ALTERED ENERGY-METABOLISM AND OXIDATIVE INJURY FOLLOWING ENDOTOXEMIA IN RATS WITH NORMAL OR CIRRHOTIC LIVERS

The release of oxygen-derived free radicals has been implicated in endotoxin-mediated hepatic injury. The effect of hepatic lipid peroxidation on tissue energy reserves in the livers of normal and cirrhotic rats was studied following administraton of E. coli endotoxin. Before endotoxin injection, the basal hepatic energy charge was lower and levels of hepatic malondialdehyde (MDA) and total glutathione (GSH) higher in cirrhotic rats than in normal rats. Virtually identical levels of blood endotoxin were obtained in the two groups 24 h after injection of LD50 doses of endotoxin (20 mg/kg and 1 mg/kg in normal and cirrhotic rats, respectively). Hepatic energy charge, tissue blood flow, GSH and glutathione peroxidase (GPX) were consistently or transiently decreased up to 24 h after the injection of endotoxin in both normal and cirrhotic rats. MDA, significantly increased in normal rats 1 h after injection of endotoxin, returned to normal levels 3-12 h after endotoxin administration, but was again elevated at 24 h.
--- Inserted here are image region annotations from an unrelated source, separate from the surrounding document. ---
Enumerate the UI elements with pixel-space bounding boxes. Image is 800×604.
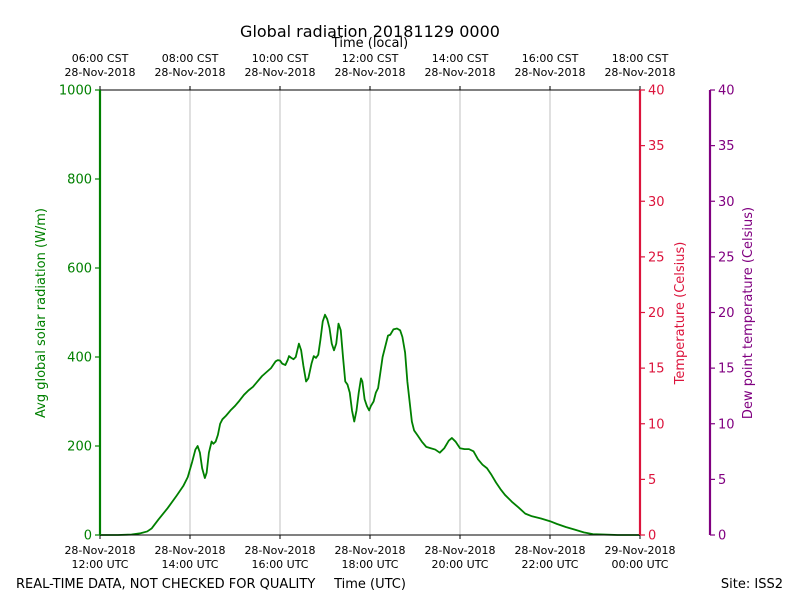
top-tick-label-date: 28-Nov-2018 bbox=[64, 66, 135, 79]
series-line-0 bbox=[100, 313, 640, 536]
series-layer bbox=[100, 313, 640, 536]
temperature-tick-label: 25 bbox=[648, 250, 665, 265]
top-tick-label-time: 06:00 CST bbox=[72, 52, 129, 65]
top-tick-label-time: 08:00 CST bbox=[162, 52, 219, 65]
x-tick-label-date: 28-Nov-2018 bbox=[514, 544, 585, 557]
x-tick-label-time: 16:00 UTC bbox=[251, 558, 308, 571]
top-tick-label-time: 12:00 CST bbox=[342, 52, 399, 65]
temperature-tick-label: 5 bbox=[648, 473, 656, 488]
radiation-tick-label: 600 bbox=[67, 262, 92, 277]
dewpoint-tick-label: 25 bbox=[718, 250, 735, 265]
x-tick-label-time: 22:00 UTC bbox=[521, 558, 578, 571]
x-tick-label-date: 28-Nov-2018 bbox=[154, 544, 225, 557]
top-tick-label-time: 10:00 CST bbox=[252, 52, 309, 65]
x-tick-label-date: 28-Nov-2018 bbox=[424, 544, 495, 557]
x-tick-label-date: 28-Nov-2018 bbox=[64, 544, 135, 557]
temperature-tick-label: 15 bbox=[648, 362, 665, 377]
y-axis-label-temperature: Temperature (Celsius) bbox=[673, 242, 688, 386]
x-tick-label-time: 18:00 UTC bbox=[341, 558, 398, 571]
x-tick-label-time: 14:00 UTC bbox=[161, 558, 218, 571]
y-axis-label-dewpoint: Dew point temperature (Celsius) bbox=[741, 207, 756, 419]
x-axis-label: Time (UTC) bbox=[333, 577, 406, 592]
top-tick-label-date: 28-Nov-2018 bbox=[424, 66, 495, 79]
dewpoint-tick-label: 10 bbox=[718, 417, 735, 432]
top-tick-label-time: 16:00 CST bbox=[522, 52, 579, 65]
top-tick-label-date: 28-Nov-2018 bbox=[244, 66, 315, 79]
dewpoint-tick-label: 0 bbox=[718, 529, 726, 544]
top-tick-label-date: 28-Nov-2018 bbox=[334, 66, 405, 79]
x-tick-label-date: 28-Nov-2018 bbox=[334, 544, 405, 557]
temperature-tick-label: 0 bbox=[648, 529, 656, 544]
temperature-tick-label: 40 bbox=[648, 84, 665, 99]
quality-note: REAL-TIME DATA, NOT CHECKED FOR QUALITY bbox=[16, 577, 315, 592]
temperature-tick-label: 20 bbox=[648, 306, 665, 321]
x-tick-label-time: 20:00 UTC bbox=[431, 558, 488, 571]
temperature-tick-label: 35 bbox=[648, 139, 665, 154]
top-tick-label-date: 28-Nov-2018 bbox=[154, 66, 225, 79]
temperature-tick-label: 10 bbox=[648, 417, 665, 432]
radiation-tick-label: 400 bbox=[67, 351, 92, 366]
grid-layer bbox=[189, 90, 551, 535]
radiation-tick-label: 1000 bbox=[59, 84, 92, 99]
y-axis-label-radiation: Avg global solar radiation (W/m) bbox=[34, 208, 49, 418]
top-tick-label-date: 28-Nov-2018 bbox=[514, 66, 585, 79]
dewpoint-tick-label: 20 bbox=[718, 306, 735, 321]
radiation-tick-label: 200 bbox=[67, 440, 92, 455]
dewpoint-tick-label: 35 bbox=[718, 139, 735, 154]
temperature-tick-label: 30 bbox=[648, 195, 665, 210]
x-tick-label-date: 29-Nov-2018 bbox=[604, 544, 675, 557]
top-tick-label-time: 14:00 CST bbox=[432, 52, 489, 65]
site-label: Site: ISS2 bbox=[721, 577, 783, 592]
dewpoint-tick-label: 5 bbox=[718, 473, 726, 488]
top-tick-label-time: 18:00 CST bbox=[612, 52, 669, 65]
chart-title: Global radiation 20181129 0000 bbox=[240, 22, 500, 41]
dewpoint-tick-label: 30 bbox=[718, 195, 735, 210]
top-tick-label-date: 28-Nov-2018 bbox=[604, 66, 675, 79]
x-tick-label-date: 28-Nov-2018 bbox=[244, 544, 315, 557]
dewpoint-tick-label: 40 bbox=[718, 84, 735, 99]
dewpoint-tick-label: 15 bbox=[718, 362, 735, 377]
x-tick-label-time: 00:00 UTC bbox=[611, 558, 668, 571]
top-axis-label: Time (local) bbox=[331, 36, 408, 51]
radiation-tick-label: 800 bbox=[67, 173, 92, 188]
radiation-tick-label: 0 bbox=[84, 529, 92, 544]
x-tick-label-time: 12:00 UTC bbox=[71, 558, 128, 571]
Cirrhotic rats did not show any significant change in MDA following endotoxin injection. In normal rats, endotoxin appears to trigger the liberation of free radicals accelerating depletion of hepatic energy reserves, over and above the effect of decreased hepatic blood flow. In contrast, increased lipid peroxidation was not detected in cirrhotic rats despite GSH and GPX consumption during endotoxemia (indicating oxygen radical generation). Cirrhotic livers were apparently protected against oxygen radical injury by higher levels of endogenous GSH and GPX. Reduced hepatic blood flow may be mainly responsible for the alteration in energy metabolism of the cirrhotic liver.